Employment discrimination was a key concern raised by Indian community leaders at a closed-door dialogue, said Minister for Environment and Water Resources Vivian Balakrishnan.
It is an issue the minorities are most sensitive to, "and I think it's a perception that we must address head-on", he told reporters after the session on Wednesday.
"So the moves that MOM (the Manpower Ministry) is considering on fair employment will be of great interest to the Indian community," he said.
The three-hour dialogue with the minister and MPs Hri Kumar Nair, Vikram Nair and Janil Puthucheary was to gather the views and concerns of the Indian community about issues raised by Prime Minister Lee Hsien Loong at the annual National Day Rally nearly a fortnight ago.

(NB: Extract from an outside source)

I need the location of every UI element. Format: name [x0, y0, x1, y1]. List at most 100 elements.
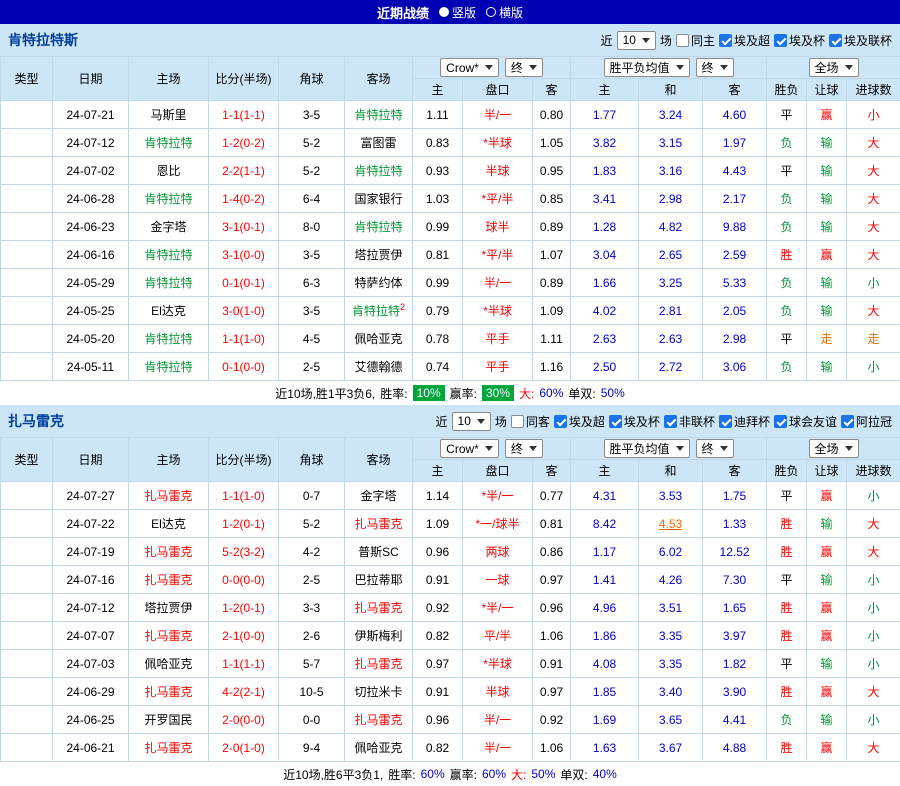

Several among the 300 grassroots leaders and residents also felt there could have been greater mention of the Indian community by Mr Lee.
But such calls for greater visibility for Indians at the rally were not new, said Dr Balakrishnan.
The community would feel more reassured that the Prime Minister was also paying attention to them if he "would mention either more role models, or acknowledgement of social issues, or even problems the community is facing".
But the community has done well and has a secure place in Singapore, he added.
"We are the only country in the world where Tamil is an official language," he said.
Questions on changes in education policy were also plentiful.
Co-curricular programme executive Pamela Sandanasamy, 33, hopes the Direct School Admission scheme will be implemented soon. The mother of two girls in primary school told The Straits Times: "Placing more weight on character building will make our children more well-rounded."
The scheme will look beyond sports and the arts to include a student's character, resilience and leadership.